Avec un cocktail de 350.000 produits de synthèse inventé par l’Homme et des volumes considérables terminant dans l’atmosphère ou directement ou indirectement dans l’environnement, « les effets que nous commençons à observer sont suffisamment grands pour affecter des fonctions critiques de la planète Terre et ses écosystèmes », explique Bethanie Carney Almroth, une des coauteurs de l’étude du Stockholm Resilience Centre, dans un entretien à l’AFP.
L’étude, pilotée par le Stockholm Resilience Centre intervient alors que des négociations en vue de lutter contre pollution plastique « de la source à la mer » doit être examiné par l’ONU à la fin du mois à Nairobi.
Plafonds de production ?
La pollution chimique menace l’environnement en endommageant les processus physiques et biologiques sur lesquels reposent toute vie, un phénomène aggravé lorsque le produit a une longue persistance. Les pesticides tuent les organismes de façon indiscriminée, tandis que le plastique, ingéré les êtres vivants, s’accumule dans l’environnement avec des effets hormonaux ou reproductifs...
Si tous les efforts pour éviter que ces matières se retrouvent dans l’environnement sont bons à prendre, l’ampleur du problème pousse les scientifiques à pousser pour des solutions radicales, comme un plafond maximal de production.

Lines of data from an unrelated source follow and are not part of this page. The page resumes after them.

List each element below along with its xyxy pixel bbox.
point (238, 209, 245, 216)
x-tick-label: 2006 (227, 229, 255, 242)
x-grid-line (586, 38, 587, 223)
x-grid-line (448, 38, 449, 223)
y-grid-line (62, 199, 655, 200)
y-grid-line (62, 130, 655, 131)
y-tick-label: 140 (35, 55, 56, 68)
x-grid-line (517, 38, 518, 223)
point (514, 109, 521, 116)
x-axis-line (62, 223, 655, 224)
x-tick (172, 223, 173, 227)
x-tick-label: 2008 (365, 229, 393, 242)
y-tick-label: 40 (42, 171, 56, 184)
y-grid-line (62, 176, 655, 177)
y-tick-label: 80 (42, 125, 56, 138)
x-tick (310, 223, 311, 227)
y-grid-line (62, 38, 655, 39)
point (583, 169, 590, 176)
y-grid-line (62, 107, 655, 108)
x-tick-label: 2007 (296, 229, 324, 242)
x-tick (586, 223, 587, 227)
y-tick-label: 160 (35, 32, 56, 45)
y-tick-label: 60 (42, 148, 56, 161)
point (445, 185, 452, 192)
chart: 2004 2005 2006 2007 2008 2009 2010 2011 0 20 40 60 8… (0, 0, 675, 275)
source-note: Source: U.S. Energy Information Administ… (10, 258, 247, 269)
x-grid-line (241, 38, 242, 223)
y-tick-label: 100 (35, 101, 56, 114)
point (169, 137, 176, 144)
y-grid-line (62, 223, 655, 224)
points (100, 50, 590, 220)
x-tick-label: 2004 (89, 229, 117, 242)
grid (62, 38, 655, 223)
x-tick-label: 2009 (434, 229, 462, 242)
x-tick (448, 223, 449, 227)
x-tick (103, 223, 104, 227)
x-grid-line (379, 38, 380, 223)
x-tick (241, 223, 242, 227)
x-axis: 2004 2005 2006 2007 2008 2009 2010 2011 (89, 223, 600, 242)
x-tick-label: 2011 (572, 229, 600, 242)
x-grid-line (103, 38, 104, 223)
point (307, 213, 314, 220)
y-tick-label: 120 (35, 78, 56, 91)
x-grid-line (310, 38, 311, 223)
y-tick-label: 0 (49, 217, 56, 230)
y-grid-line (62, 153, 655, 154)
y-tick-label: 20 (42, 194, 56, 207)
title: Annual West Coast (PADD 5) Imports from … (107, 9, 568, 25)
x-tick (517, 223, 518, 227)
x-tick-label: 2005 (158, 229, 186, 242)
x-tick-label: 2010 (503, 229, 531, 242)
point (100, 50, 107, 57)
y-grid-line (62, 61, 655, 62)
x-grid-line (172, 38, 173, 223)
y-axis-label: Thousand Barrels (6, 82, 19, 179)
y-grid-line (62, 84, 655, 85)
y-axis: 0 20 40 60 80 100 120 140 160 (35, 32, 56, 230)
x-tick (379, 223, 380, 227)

D’autant que le recyclage affiche des résultats médiocres, avec par exemple moins de 10% du plastique mondial recyclé, pour une production qui a doublé depuis l’an 2000 et culmine actuellement à 367 millions de tonnes. Aujourd’hui, le plastique présent sur Terre représente quatre fois la biomasse de tous les animaux vivants, selon des études scientifiques.
« Ce que nous essayons de dire, c’est peut-être que ça suffit, que peut-être nous ne pouvons pas tolérer ça davantage. Peut-être qu’il faut mettre des limites de production, dire qu’il ne faut pas produire autant qu’un certain niveau », plaide la chercheuse basée en Suède.
Depuis plusieurs années, le Stockholm Resilience Centre mène des travaux de référence sur les « limites planétaires » dans neuf domaines : changement climatique, usage de l’eau douce, acidifications des océans... Objectif : établir si l’humanité se trouve dans un « espace de sécurité » pérenne, ou si au contraire les limites sont franchies et menacent l’avenir de la planète.
Manque de données
Les "entités nouvelles", c’est à dire tous les produits chimiques créés par l’homme (plastiques, antibiotiques, pesticides...) ainsi que les métaux dans leur concentration non naturelle, restaient jusqu’à présent un point d’interrogation, et la conclusion complexe.
« On commence seulement à comprendre les effets à long terme et massifs de ces expositions », dit la chercheuse.
Non seulement ces produits sont innombrables et les données sur leurs risques inexistantes ou soumises au secret industriel. Mais ils sont par définition contemporains de l’ère industrielle, contrairement aux autres paramètres étudiés par les "limites planétaires" qui permettent de comparer sur 10.000 ans ou plus.
« On parle de 350.000 substances différentes. On n’a pas de connaissances sur la grande majorité d’entre elles, sur leur quantité de production ou leur stabilité, ou leur effet sur l’environnement ou leur toxicité », souligne Mme Carney Almroth. « Nous savons ce que certaines d’entre elles sont. Mais pour la plupart, on ne sait rien ».
Même les bases de données les plus complètes, comme "Reach" dans l’Union européenne, n’atteignent que 150.000 produits, dont seulement un tiers font l’objet d’études poussées en toxicité.
Pas de solution miracle
Prenant acte de ces "trous dans la raquette", l’équipe s’est alors concentrée sur ce qui est connu, et ces éléments partiels ont suffi à une conclusion alarmante.
« En prenant tous ces morceaux épars et l’évolution dans le temps (...) nous avons pu dire que toutes les flèches pointent dans la mauvaise direction », explique la scientifique de l’Université de Göteborg.
Pour les 14 coauteurs de l’étude, « nous avons encore le temps pour inverser cette situation, néanmoins, nous avons besoin d’actions urgentes et ambitieuses au niveau mondial ».
« Très clairement, il n’y a pas de panacée, parce que beaucoup de ces produits sont des choses qu’on utilise et sont nécessaires dans nos vies, même si beaucoup ne le sont pas », reconnaît Bethanie Carney Almroth.
Mais pour elle, tous les efforts au niveau de la production initiale ou de la gestion des déchets ne permettront pas de faire l’impasse sur une baisse des volumes fabriqués. « Cela semble évident mais ce n’est considéré comme une vérité que depuis peu : plus vous produisez, plus vous rejetez », plaide-t-elle.